Marchés publics: pourquoi la surfacturation est nuisible à l’Etat

C’est un secret de polichinelle que l’univers des marchés publics est gangrené par plusieurs pratiques préjudiciables à l’assainissement de l’économie nationale. La surfacturation, les pots de vin et autres pratiques constituent les maux qui minent le secteur.

Bénéficier d’un marché public n’est pas chose aisée avec tout le cortège de contraintes. Le prestataire, généralement, est soumis à plusieurs pratiques  qu’il se voit contraint d’honorer s’il tient à gagner le marché. Les personnes intervenants dans la chaîne, chacun à son niveau exige une retro commission d’où la surfacturation. Mais elle présente plusieurs désavantages pour l’économie du pays. Au Bénin comme dans plusieurs pays, la pratique résiste aux gouvernants comme l’hydre de lerne. Des marchés gré à gré sont finalisés en l’absence de toute orthodoxie financière. Il y a quelques mois, Jean-Baptiste Elias, président de l’Autorité nationale de lutte contre la corruption (ANLC) avait révélé une surfacturation sur l’achat de 84 motos au ministère du cadre de vie et du développement durable. Même si le dossier a été classé sans suite, l’ANLC disait vouloir faire gagner à l’Etat 300.000.000 Fcfa. Les cas sont légions et couverts malheureusement par nos cadres qui sacrifient l’Etat sur l’autel de leurs intérêts. L’administration croupit ainsi sous le poids de la corruption et ses corollaires.

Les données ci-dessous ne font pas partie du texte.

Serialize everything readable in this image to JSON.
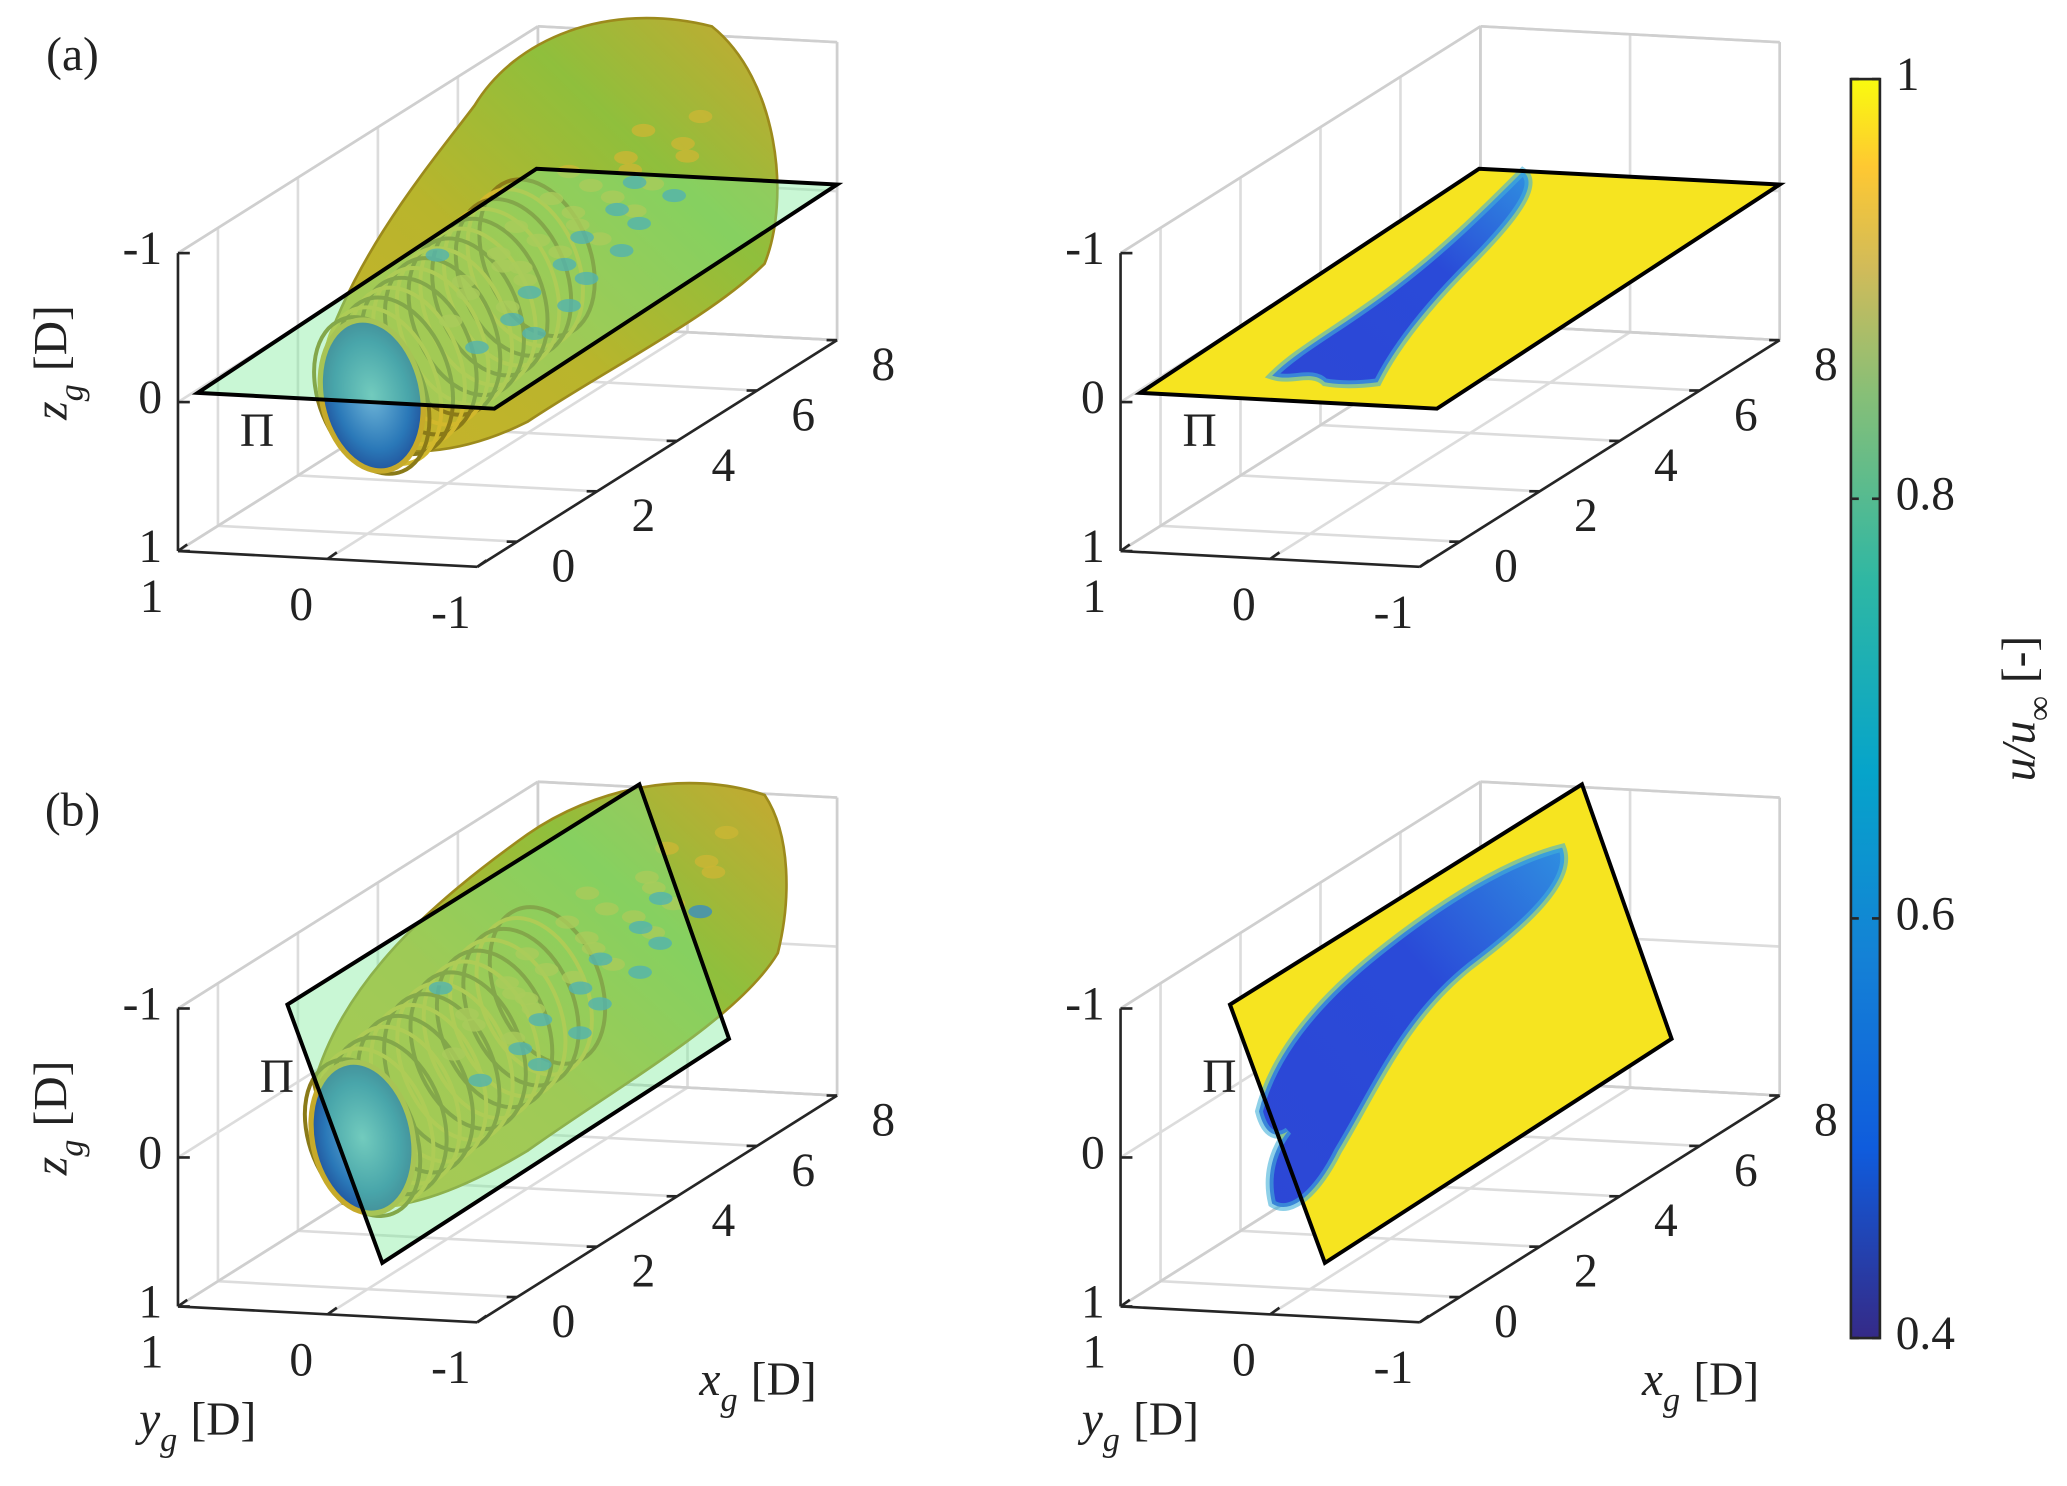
{
  "chart_data": [
    {
      "type": "surface3d",
      "view": "isosurface",
      "plane": "horizontal",
      "panel_label": "(a)",
      "plane_label": "Π",
      "xlim": [
        -1,
        8
      ],
      "ylim": [
        -1,
        1
      ],
      "zlim": [
        -1,
        1
      ],
      "xticks": [
        0,
        2,
        4,
        6,
        8
      ],
      "yticks": [
        1,
        0,
        -1
      ],
      "zticks": [
        -1,
        0,
        1
      ],
      "grid": true,
      "zlabel": {
        "symbol": "z",
        "subscript": "g",
        "unit": "[D]"
      }
    },
    {
      "type": "surface3d",
      "view": "slice",
      "plane": "horizontal",
      "plane_label": "Π",
      "xlim": [
        -1,
        8
      ],
      "ylim": [
        -1,
        1
      ],
      "zlim": [
        -1,
        1
      ],
      "xticks": [
        0,
        2,
        4,
        6,
        8
      ],
      "yticks": [
        1,
        0,
        -1
      ],
      "zticks": [
        -1,
        0,
        1
      ],
      "grid": true
    },
    {
      "type": "surface3d",
      "view": "isosurface",
      "plane": "vertical",
      "panel_label": "(b)",
      "plane_label": "Π",
      "xlim": [
        -1,
        8
      ],
      "ylim": [
        -1,
        1
      ],
      "zlim": [
        -1,
        1
      ],
      "xticks": [
        0,
        2,
        4,
        6,
        8
      ],
      "yticks": [
        1,
        0,
        -1
      ],
      "zticks": [
        -1,
        0,
        1
      ],
      "grid": true,
      "zlabel": {
        "symbol": "z",
        "subscript": "g",
        "unit": "[D]"
      },
      "xlabel": {
        "symbol": "x",
        "subscript": "g",
        "unit": "[D]"
      },
      "ylabel": {
        "symbol": "y",
        "subscript": "g",
        "unit": "[D]"
      }
    },
    {
      "type": "surface3d",
      "view": "slice",
      "plane": "vertical",
      "plane_label": "Π",
      "xlim": [
        -1,
        8
      ],
      "ylim": [
        -1,
        1
      ],
      "zlim": [
        -1,
        1
      ],
      "xticks": [
        0,
        2,
        4,
        6,
        8
      ],
      "yticks": [
        1,
        0,
        -1
      ],
      "zticks": [
        -1,
        0,
        1
      ],
      "grid": true,
      "xlabel": {
        "symbol": "x",
        "subscript": "g",
        "unit": "[D]"
      },
      "ylabel": {
        "symbol": "y",
        "subscript": "g",
        "unit": "[D]"
      }
    },
    {
      "type": "colorbar",
      "colormap": "parula",
      "ylim": [
        0.4,
        1
      ],
      "yticks": [
        0.4,
        0.6,
        0.8,
        1
      ],
      "label": {
        "symbol": "u/u",
        "subscript": "∞",
        "unit": "[-]"
      }
    }
  ]
}
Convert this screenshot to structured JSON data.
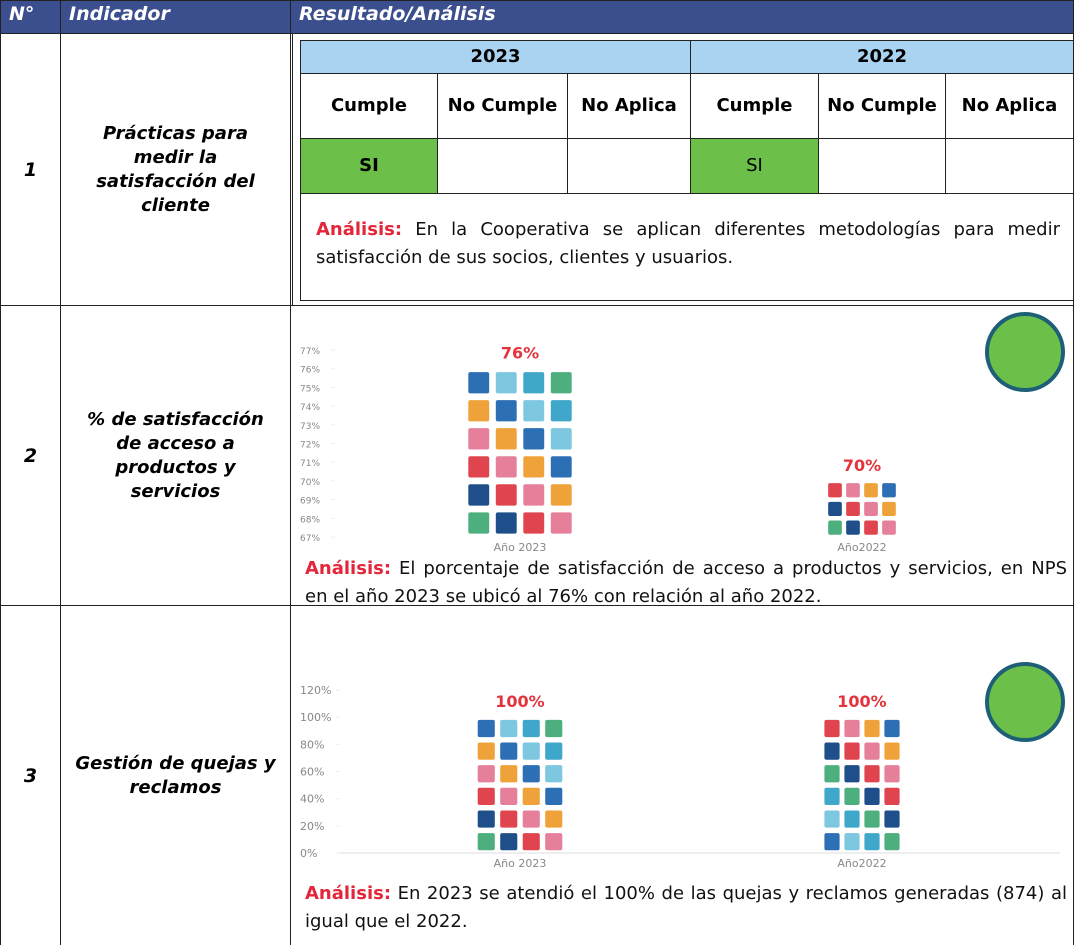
{
  "header": {
    "number": "N°",
    "indicator": "Indicador",
    "result": "Resultado/Análisis"
  },
  "rows": [
    {
      "number": "1",
      "indicator": "Prácticas para medir la satisfacción del cliente",
      "years": [
        "2023",
        "2022"
      ],
      "columns": [
        "Cumple",
        "No Cumple",
        "No Aplica",
        "Cumple",
        "No Cumple",
        "No Aplica"
      ],
      "cumple": [
        "SI",
        "SI"
      ],
      "analysis_label": "Análisis:",
      "analysis_text": "En la Cooperativa se aplican diferentes metodologías para medir satisfacción de sus socios, clientes y usuarios."
    },
    {
      "number": "2",
      "indicator": "% de satisfacción de acceso a productos y servicios",
      "chart": {
        "type": "bar",
        "ylim": [
          67,
          77
        ],
        "yticks": [
          {
            "value": 67,
            "label": "67%"
          },
          {
            "value": 68,
            "label": "68%"
          },
          {
            "value": 69,
            "label": "69%"
          },
          {
            "value": 70,
            "label": "70%"
          },
          {
            "value": 71,
            "label": "71%"
          },
          {
            "value": 72,
            "label": "72%"
          },
          {
            "value": 73,
            "label": "73%"
          },
          {
            "value": 74,
            "label": "74%"
          },
          {
            "value": 75,
            "label": "75%"
          },
          {
            "value": 76,
            "label": "76%"
          },
          {
            "value": 77,
            "label": "77%"
          }
        ],
        "categories": [
          "Año 2023",
          "Año2022"
        ],
        "values": [
          76,
          70
        ],
        "value_labels": [
          "76%",
          "70%"
        ]
      },
      "analysis_label": "Análisis:",
      "analysis_text": "El porcentaje de satisfacción de acceso a productos y servicios, en NPS en el año 2023 se ubicó al 76% con relación al año 2022."
    },
    {
      "number": "3",
      "indicator": "Gestión de quejas y reclamos",
      "chart": {
        "type": "bar",
        "ylim": [
          0,
          120
        ],
        "yticks": [
          {
            "value": 0,
            "label": "0%"
          },
          {
            "value": 20,
            "label": "20%"
          },
          {
            "value": 40,
            "label": "40%"
          },
          {
            "value": 60,
            "label": "60%"
          },
          {
            "value": 80,
            "label": "80%"
          },
          {
            "value": 100,
            "label": "100%"
          },
          {
            "value": 120,
            "label": "120%"
          }
        ],
        "categories": [
          "Año 2023",
          "Año2022"
        ],
        "values": [
          100,
          100
        ],
        "value_labels": [
          "100%",
          "100%"
        ]
      },
      "analysis_label": "Análisis:",
      "analysis_text": "En 2023 se atendió el 100% de las quejas y reclamos generadas (874) al igual que el 2022."
    }
  ]
}
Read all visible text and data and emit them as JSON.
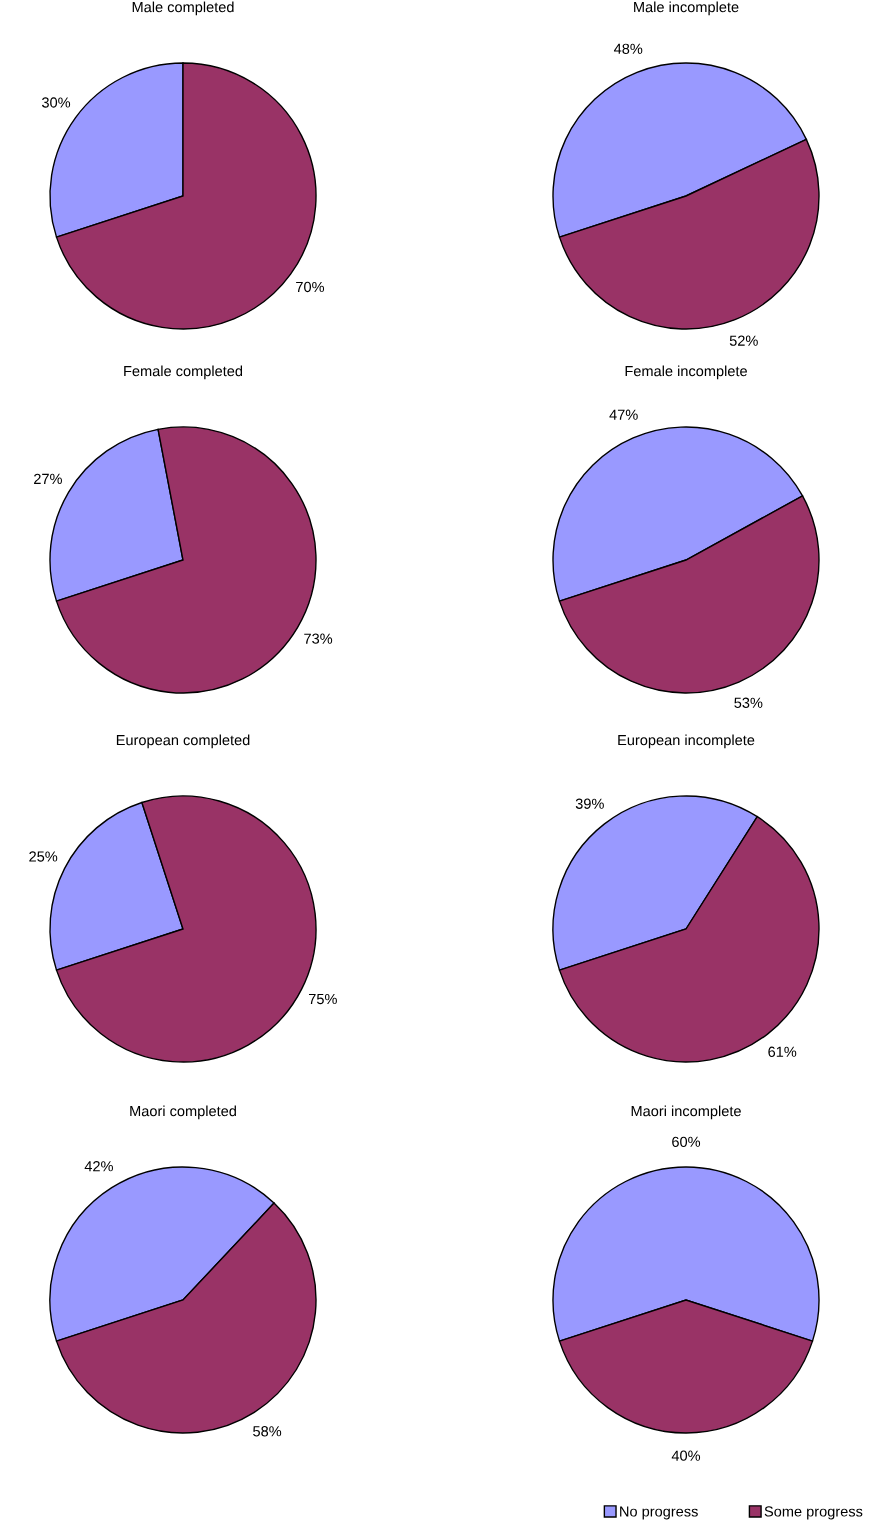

A travers sa page ‘’Economie pour tous’’, Guillaume Liby, banquier, Directeur des investissements de GroFin Côte d’Ivoire donne 12 étapes pour comprendre pourquoi la surfacturation est nuisible à l’économie nationale :

  1. La surfacturation consiste à acheter un bien au-dessus de son prix de marché. Par exemple une route qui coûte 10 000 le km est acheté à 500 000 le km. Cette route est financée par un prêt ;
    Le bénéficiaire du contrat de construction de la route de connivence avec les commissionnaires du projet fait la facture pour 500 000. Il perçoit 100 000 et reverse 400 000 à ces derniers (rétro-commissions) ;
    3. Pour rendre ce scénario possible, le prestataire est choisi et non sélectionné (gré à gré) ;
    4. Pour profiter du laxisme des commissionnaires du projet, le constructeur cherchera à réduire son coût de revient bien en deçà du prix de vente réel de 100 000.
    5. Il prendra donc des matériaux de peu de qualité pour sortir un coût de revient autour de 50 000. Sa marge sera alors de 50 000 puisque la facture réelle est de 100 000.
    6. Les commissionnaires du projet qui se partagent les 400 000 de surfacturation, vont investir immédiatement pour éliminer la traçabilité des fonds et s’en décharger ;
    7. Par conséquent, ils vont investir dans des secteurs immédiatement à leur disposition, notamment achat ou construction de bâtiments, achat de terrains, de voitures, autres objets de luxe, bref des secteurs ayant très peu d’impact sur l’économie nationale ;
    8. Le gouvernement qui a contracté ce projet va devoir rembourser 500 000 pour un projet qui a coûté 100 000 ;
    9. Le service de la dette (remboursement du capital plus les intérêts) d’un prêt de 500 000 est bien plus élevé qu’un prêt de 100 000 ;
    10. Le gouvernement va donc augmenter les taxes et autres sources de revenus publics pour faire face à ce remboursement ;
    11. Ce harcèlement fiscal va contracter l’économie nationale puisque le revenu disponible (revenu après paiement des impôts) des ménages et des entreprises est réduit au profit de l’enrichissement illicite de quelque uns qui ont investi dans des secteurs non rentables pour l’économie nationale ;
    12. Ceci entraîne la baisse des embauches, la hausse des licenciements et de la pauvreté, la baisse des investissements dans la santé et l’éducation, etc.

Nos dirigeants à divers niveaux doivent alors évaluer les effets et prendre des mesures hardies.